Clinical standard sample analysis. (A) Schematic illustration of the RT-RPA-coupled Cas12a colorimetric assay for clinical SARS-CoV-2 genome samples. The RNA sample was reverse-transcribed to cDNA before being amplified through RPA. The resulting dsDNA target bound and activated the Cas12a trans-cleavage ability. The dispersed AuNP probes will turn into aggregation states after the cleavage of the capped ssDNA. (B) Relative absorption variation ratios at 520 nm of negative and positive clinical standard samples provided by the hospital laboratory department. The error bars represented the standard deviations of three repetitive experiments. B: blank control, N: negative sample, P: positive sample. (****, P < 0.0001).

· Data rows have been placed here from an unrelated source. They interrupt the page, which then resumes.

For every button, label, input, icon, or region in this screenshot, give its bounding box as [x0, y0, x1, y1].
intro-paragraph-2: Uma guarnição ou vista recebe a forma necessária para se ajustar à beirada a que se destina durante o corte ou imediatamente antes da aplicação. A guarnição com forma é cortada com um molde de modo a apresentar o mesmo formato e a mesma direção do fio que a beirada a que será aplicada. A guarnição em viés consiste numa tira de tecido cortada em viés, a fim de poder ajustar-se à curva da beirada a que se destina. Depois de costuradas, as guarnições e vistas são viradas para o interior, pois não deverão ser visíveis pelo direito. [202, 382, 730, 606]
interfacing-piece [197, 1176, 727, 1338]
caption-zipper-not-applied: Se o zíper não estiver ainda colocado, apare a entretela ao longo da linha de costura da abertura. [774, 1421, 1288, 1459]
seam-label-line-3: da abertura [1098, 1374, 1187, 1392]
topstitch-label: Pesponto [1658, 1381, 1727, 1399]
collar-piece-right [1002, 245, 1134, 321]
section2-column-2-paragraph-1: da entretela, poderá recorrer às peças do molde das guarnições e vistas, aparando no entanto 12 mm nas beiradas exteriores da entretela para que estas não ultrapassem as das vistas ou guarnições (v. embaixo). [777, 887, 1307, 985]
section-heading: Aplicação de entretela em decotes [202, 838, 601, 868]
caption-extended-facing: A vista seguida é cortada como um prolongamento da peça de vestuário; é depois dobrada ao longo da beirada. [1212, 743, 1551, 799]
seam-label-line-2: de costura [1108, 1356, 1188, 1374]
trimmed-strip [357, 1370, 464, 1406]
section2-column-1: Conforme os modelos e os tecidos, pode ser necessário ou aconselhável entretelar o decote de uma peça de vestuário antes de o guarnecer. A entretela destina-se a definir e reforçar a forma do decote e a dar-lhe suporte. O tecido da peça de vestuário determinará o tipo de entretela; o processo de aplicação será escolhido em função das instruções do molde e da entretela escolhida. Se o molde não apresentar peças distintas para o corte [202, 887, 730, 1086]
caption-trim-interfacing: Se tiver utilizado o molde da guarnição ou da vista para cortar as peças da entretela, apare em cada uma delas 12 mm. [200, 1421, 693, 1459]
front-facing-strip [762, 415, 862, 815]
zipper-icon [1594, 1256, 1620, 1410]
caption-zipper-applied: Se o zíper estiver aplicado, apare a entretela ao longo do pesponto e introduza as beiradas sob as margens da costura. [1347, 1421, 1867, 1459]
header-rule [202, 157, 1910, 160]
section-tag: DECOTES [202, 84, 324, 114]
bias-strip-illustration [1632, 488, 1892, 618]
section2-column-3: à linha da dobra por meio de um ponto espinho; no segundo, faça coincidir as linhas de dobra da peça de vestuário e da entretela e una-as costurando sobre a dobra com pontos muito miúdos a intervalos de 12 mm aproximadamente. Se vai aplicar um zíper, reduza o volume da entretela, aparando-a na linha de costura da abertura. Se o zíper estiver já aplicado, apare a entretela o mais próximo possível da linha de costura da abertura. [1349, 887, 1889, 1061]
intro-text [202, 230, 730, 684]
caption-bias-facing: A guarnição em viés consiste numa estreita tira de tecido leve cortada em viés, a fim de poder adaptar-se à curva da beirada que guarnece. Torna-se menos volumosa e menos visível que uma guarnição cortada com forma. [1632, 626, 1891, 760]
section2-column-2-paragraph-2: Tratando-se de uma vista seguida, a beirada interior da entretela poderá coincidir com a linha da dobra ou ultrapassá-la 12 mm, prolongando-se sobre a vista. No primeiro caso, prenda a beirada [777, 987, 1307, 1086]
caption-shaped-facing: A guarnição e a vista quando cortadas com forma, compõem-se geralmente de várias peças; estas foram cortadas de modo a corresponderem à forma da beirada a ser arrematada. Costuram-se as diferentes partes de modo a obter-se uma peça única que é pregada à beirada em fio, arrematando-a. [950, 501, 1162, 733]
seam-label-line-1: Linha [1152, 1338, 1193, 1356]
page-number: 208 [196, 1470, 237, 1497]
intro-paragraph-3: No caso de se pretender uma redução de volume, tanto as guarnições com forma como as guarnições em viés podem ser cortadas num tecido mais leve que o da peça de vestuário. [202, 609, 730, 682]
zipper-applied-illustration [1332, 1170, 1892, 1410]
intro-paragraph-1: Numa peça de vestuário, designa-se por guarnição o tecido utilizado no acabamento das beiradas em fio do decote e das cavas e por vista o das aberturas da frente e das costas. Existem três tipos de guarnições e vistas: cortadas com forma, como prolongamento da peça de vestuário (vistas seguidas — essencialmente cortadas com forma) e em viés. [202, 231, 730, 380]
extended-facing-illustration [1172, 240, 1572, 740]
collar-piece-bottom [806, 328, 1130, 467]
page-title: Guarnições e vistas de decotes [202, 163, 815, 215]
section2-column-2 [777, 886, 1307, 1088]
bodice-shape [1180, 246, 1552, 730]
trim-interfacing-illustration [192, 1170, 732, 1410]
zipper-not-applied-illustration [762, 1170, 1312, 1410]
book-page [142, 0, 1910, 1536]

PAGE shown in Figure S5 verified the successful amplification of ORF1ab and N gene segments in the positive RNA sample to dsDNA products by RT-RPA. The subsequent Cas12a-mediated colorimetric results exhibited complete concordance with the intrinsic sample property for both ORF1ab and N gene regions (Figure B), demonstrating great reliability of our method for practical COVID-19 diagnosis in clinic. Notably, the positive results can be clearly observed through color change of the solution by naked eyes, making the RT-RPA-coupled Cas12a colorimetric assay a simple-yet-effective diagnosis candidate. We also verified the feasibility of the low-speed centrifugation method proposed above for clinical sample analysis (Figure S6). With the assistance of centrifugation, the total reaction could be finished within 1 h (20 min for isothermal amplification and 30 min for colorimetric readout), which may endow greater potential for practical diagnosis.

Conclusions

In summary, RT-RPA-coupled CRISPR-Cas12a colorimetric assay was proposed in this work for SARS-CoV-2 genome detection. This method exhibited exclusive features for potential SARS-CoV-2 detection: (a) the interparticle distance-dependent plasmon of AuNPs made a facial and international colorimetric readout for different target sequences; (b) the synergistic variation checking effect from RT-RPA and Cas12a significantly decreased the likelihood of false positive events and increased the specificity; (c) the amplification from RT-RPA and Cas12a trans-cleavage process bring the sensitivity of our method to 1 copy of viral genome sequence per test, ensuring our method had great potential for sensitive COVID-19 diagnosis; (d) the reliability of this colorimetric assay was validated by standard clinical samples from the hospital laboratory department. While the existing detection techniques remain laborious and technically challenging, the colorimetric assay proposed herein can be carried out without thermal cycles or sophisticated instruments. Through integration of the inherently high sensitivity and specificity from the RT-RPA-coupled Cas12a system with the simplicity of AuNP-based colorimetric assay, our method, which can provide fast and facial test results, was a promising candidate for simple-yet-effective diagnosis for COVID-19.